There’s two main types of servers people will use...
Virtual Private Servers (VPS)
These are servers that run in their own virtual ‘container’ on some server box. Think of it like running multiple instances of some software on one computer. The VPS are all separate from each other but share the same hardware resources.
Depending on the type of VPS technology used, each VPS may have dedicated resources e.g. RAM and CPU usage. Due to their virtual nature these systems are highly flexible - you can create and destroy them in minutes; scalable - you can expand or reduce their resources on demand; and cheap - many services bill by the hour so you can use them for a day just to test something.
Common providers often used in the marketing industry are Vultr, DigitalOcean and Linode. There’s not much reason to go outside of these.
The most common usage would be deploying a landing page server that makes it easy to manage pages via FTP or similar.
One other thing – whenever marketers use aggressive pages that may cause complaints, the complaints go to a domain provider, which can then pass them on to infrastructure providers.
So for example a complaint may go to Cloudflare, who passes it to the user but also onward to the server provider.
After multiple complaints, the server providers might terminate an account as they are liable for hosting the content.

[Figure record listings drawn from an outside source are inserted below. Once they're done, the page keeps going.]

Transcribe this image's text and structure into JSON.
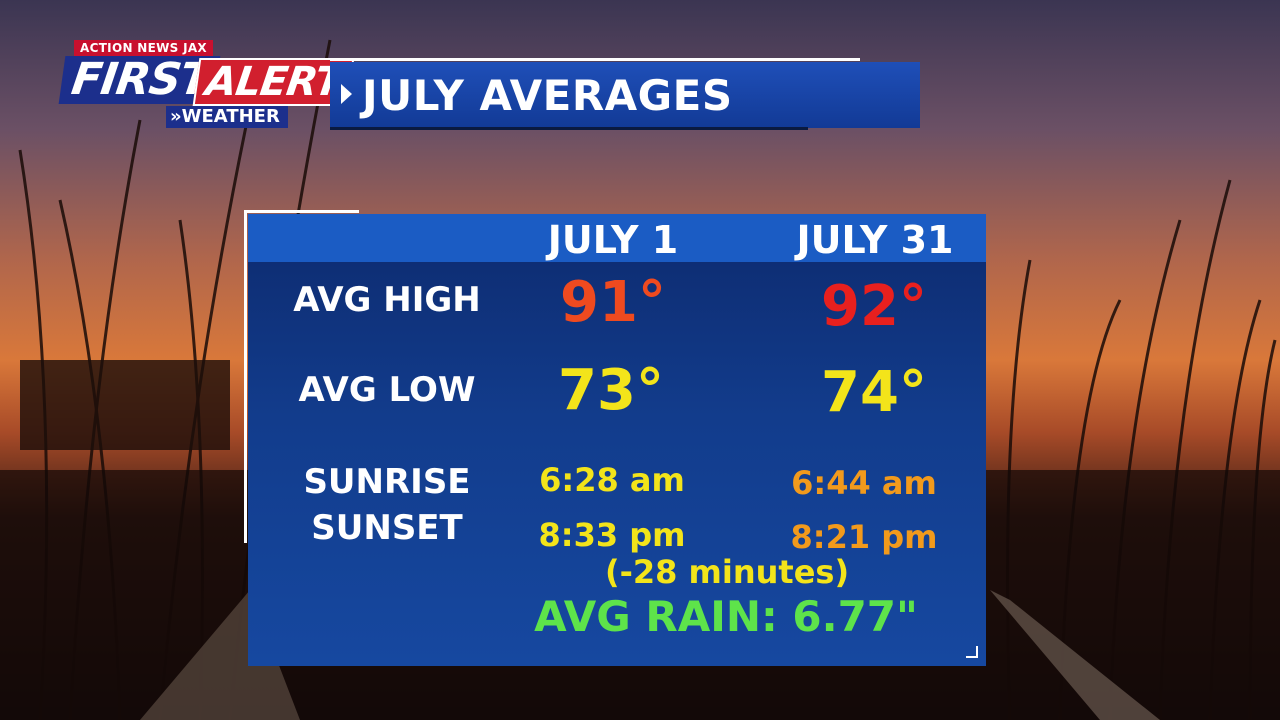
{
  "branding": {
    "station": "ACTION NEWS JAX",
    "first": "FIRST",
    "alert": "ALERT",
    "weather": "WEATHER"
  },
  "title": "JULY AVERAGES",
  "columns": [
    "JULY 1",
    "JULY 31"
  ],
  "rows": {
    "avg_high": {
      "label": "AVG HIGH",
      "july1": "91°",
      "july31": "92°"
    },
    "avg_low": {
      "label": "AVG LOW",
      "july1": "73°",
      "july31": "74°"
    },
    "sun": {
      "label_sunrise": "SUNRISE",
      "label_sunset": "SUNSET",
      "sunrise_july1": "6:28 am",
      "sunrise_july31": "6:44 am",
      "sunset_july1": "8:33 pm",
      "sunset_july31": "8:21 pm",
      "daylight_change": "(-28 minutes)"
    }
  },
  "avg_rain": "AVG RAIN: 6.77\"",
  "colors": {
    "panel": "#123c8c",
    "header_bar": "#1b5cc4",
    "high_july1": "#ef4a1f",
    "high_july31": "#e8201e",
    "yellow": "#f3e41a",
    "orange": "#f29a1c",
    "green": "#5ee34a"
  }
}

This is why most SaaS platforms won’t let you host your own content or custom backend coding languages, and will be stricter with hosted content.

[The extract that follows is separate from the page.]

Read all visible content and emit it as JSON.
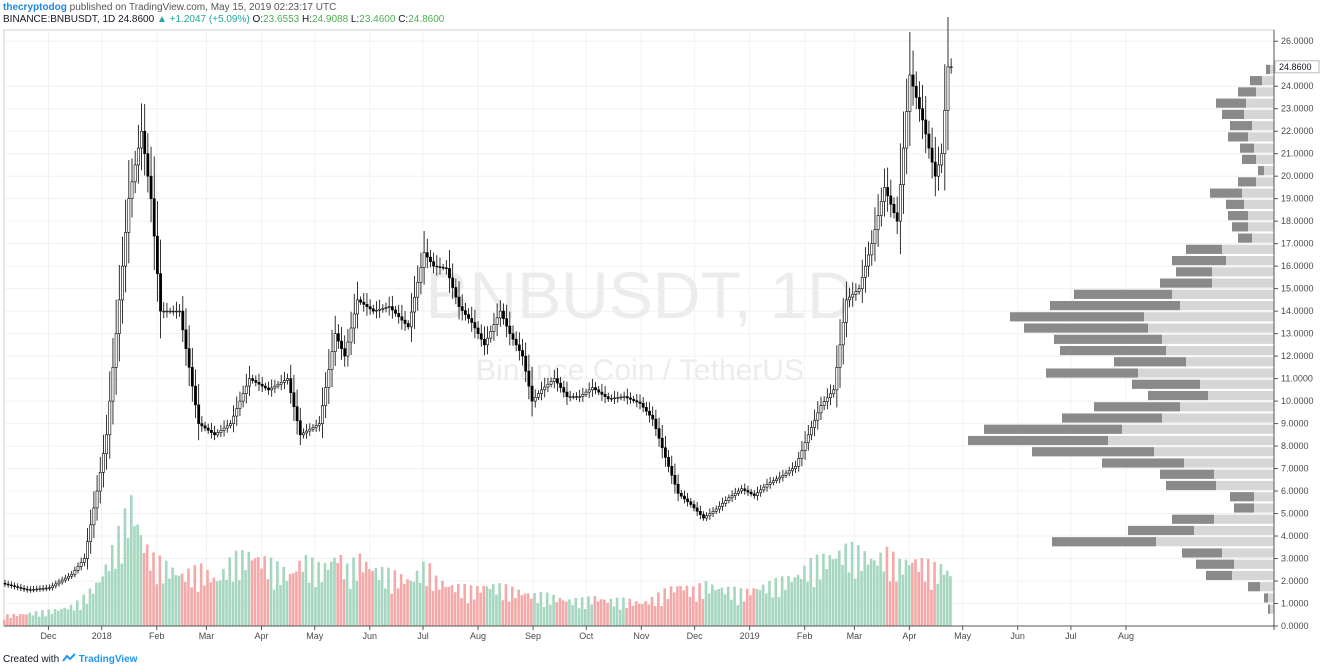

Anyone running quite risky/aggressive content will often use their own server and avoid SaaS products so they can minimise risk and more rapidly move between servers/hosts when needed.
Dedicated Servers
Your own individual server unit, i.e. a computer all to yourself. Dedicated resources, higher performance (usually), more reliable, more expensive. One disadvantage is that it’s more difficult to scale with demand and you’re unlikely to find an hourly billing system - so they are a larger investment.
People may use dedicated servers when they use a self-hosted tracking system and do quite high volume, or run some custom automations/software that require a lot of resources.
Lastly, let’s talk about…
Content distribution networks (CDNs)
Think of these as a huge network of thousands, heck even tens of thousands of servers, that are used for delivering static content like images, text, video, and CSS and JavaScript files.

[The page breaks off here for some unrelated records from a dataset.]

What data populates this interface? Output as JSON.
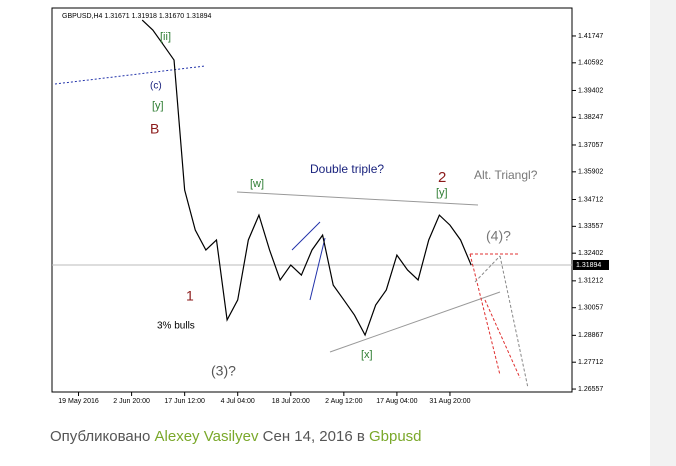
{
  "chart_data": {
    "type": "line",
    "title": "GBPUSD,H4 1.31671 1.31918 1.31670 1.31894",
    "categories": [
      null,
      null,
      "19 May 2016",
      null,
      null,
      null,
      null,
      "2 Jun 20:00",
      null,
      null,
      null,
      null,
      "17 Jun 12:00",
      null,
      null,
      null,
      null,
      "4 Jul 04:00",
      null,
      null,
      null,
      null,
      "18 Jul 20:00",
      null,
      null,
      null,
      null,
      "2 Aug 12:00",
      null,
      null,
      null,
      null,
      "17 Aug 04:00",
      null,
      null,
      null,
      null,
      "31 Aug 20:00",
      null,
      null,
      null,
      null,
      null,
      null,
      null,
      null,
      null,
      null,
      null
    ],
    "series": [
      {
        "name": "GBPUSD",
        "color": "#000000",
        "values": [
          null,
          null,
          null,
          null,
          null,
          null,
          null,
          null,
          1.4243,
          1.42,
          1.4136,
          1.4071,
          1.3512,
          1.334,
          1.3254,
          1.3297,
          1.2953,
          1.3039,
          1.3297,
          1.3404,
          1.3254,
          1.3125,
          1.3189,
          1.3146,
          1.3254,
          1.3318,
          1.3103,
          1.3039,
          1.2974,
          1.2888,
          1.3017,
          1.3082,
          1.3232,
          1.3168,
          1.3125,
          1.3297,
          1.3404,
          1.3361,
          1.3297,
          1.3189,
          null,
          null,
          null,
          null,
          null,
          null,
          null,
          null,
          null
        ]
      }
    ],
    "ylim": [
      1.2643,
      1.4295
    ],
    "yticks": [
      1.26557,
      1.27712,
      1.28867,
      1.30057,
      1.31212,
      1.32402,
      1.33557,
      1.34712,
      1.35902,
      1.37057,
      1.38247,
      1.39402,
      1.40592,
      1.41747
    ],
    "last_price": 1.31894,
    "annotations": [
      {
        "text": "(c)",
        "color": "#1a237e"
      },
      {
        "text": "[y]",
        "color": "#2e7d32"
      },
      {
        "text": "B",
        "color": "#8b1a1a"
      },
      {
        "text": "[ii]",
        "color": "#2e7d32"
      },
      {
        "text": "Double triple?",
        "color": "#1a237e"
      },
      {
        "text": "2",
        "color": "#8b1a1a"
      },
      {
        "text": "[y]",
        "color": "#2e7d32"
      },
      {
        "text": "Alt. Triangl?",
        "color": "#777777"
      },
      {
        "text": "[w]",
        "color": "#2e7d32"
      },
      {
        "text": "(4)?",
        "color": "#777777"
      },
      {
        "text": "1",
        "color": "#8b1a1a"
      },
      {
        "text": "3% bulls",
        "color": "#000000"
      },
      {
        "text": "(3)?",
        "color": "#555555"
      },
      {
        "text": "[x]",
        "color": "#2e7d32"
      }
    ]
  },
  "caption": {
    "prefix": "Опубликовано",
    "author": "Alexey Vasilyev",
    "date": "Сен 14, 2016 в",
    "category": "Gbpusd"
  }
}
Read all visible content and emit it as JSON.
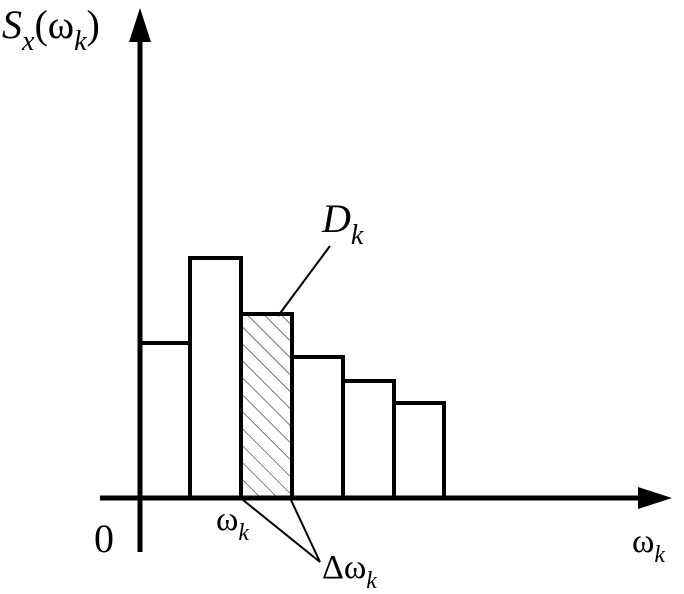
{
  "labels": {
    "y_axis": [
      {
        "text": "S",
        "italic": true
      },
      {
        "text": "x",
        "italic": true,
        "sub": true
      },
      {
        "text": "(ω"
      },
      {
        "text": "k",
        "italic": true,
        "sub": true
      },
      {
        "text": ")"
      }
    ],
    "highlight": [
      {
        "text": "D",
        "italic": true
      },
      {
        "text": "k",
        "italic": true,
        "sub": true
      }
    ],
    "origin": [
      {
        "text": "0"
      }
    ],
    "omega_k": [
      {
        "text": "ω"
      },
      {
        "text": "k",
        "italic": true,
        "sub": true
      }
    ],
    "delta_omega": [
      {
        "text": "Δω"
      },
      {
        "text": "k",
        "italic": true,
        "sub": true
      }
    ],
    "x_axis": [
      {
        "text": "ω"
      },
      {
        "text": "k",
        "italic": true,
        "sub": true
      }
    ]
  }
}
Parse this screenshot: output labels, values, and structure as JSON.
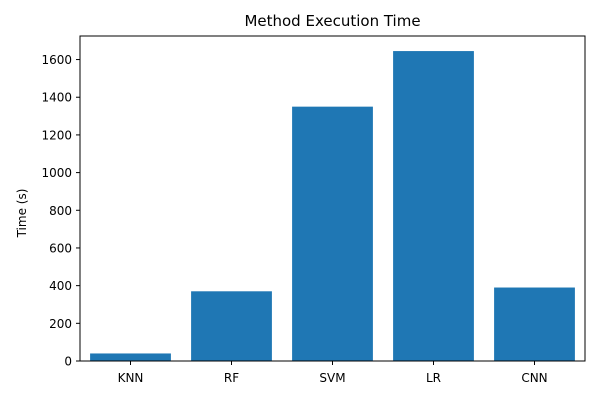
{
  "chart_data": {
    "type": "bar",
    "title": "Method Execution Time",
    "xlabel": "",
    "ylabel": "Time (s)",
    "categories": [
      "KNN",
      "RF",
      "SVM",
      "LR",
      "CNN"
    ],
    "values": [
      40,
      370,
      1350,
      1645,
      390
    ],
    "ylim": [
      0,
      1725
    ],
    "yticks": [
      0,
      200,
      400,
      600,
      800,
      1000,
      1200,
      1400,
      1600
    ],
    "grid": false,
    "legend": "none",
    "bar_color": "#1f77b4"
  }
}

For example, here's a map of CloudFlare's network of Points-of-presence (PoPs):
Typically, an internet marketer will make a webpage and put such static content on a CDN. The webpage itself may load from their server but they leverage the speed and distribution of the CDN to accelerate delivery of other content.
If your webpage files consist of only HTML you can actually put the entire thing on a CDN.
However, CDN servers are only for delivering static content. So, you cannot install things on them, process dynamic content, or get access to the operating system like you would with a normal server or computer.
A common disadvantage of CDN’s is that they cannot be used to serve webpage files that contain PHP code, as this must be processed by a server before being delivered to users. This is where people would often use their own landing page servers in tandem with a CDN for the static assets.
Cloudflare, the DNS provider mentioned earlier, is unique in that it can also proxy your content and act as a CDN as well as the DNS provider.
That’s another reason why I recommend it – if using your own landing page server, it makes accelerating content much simpler and easier.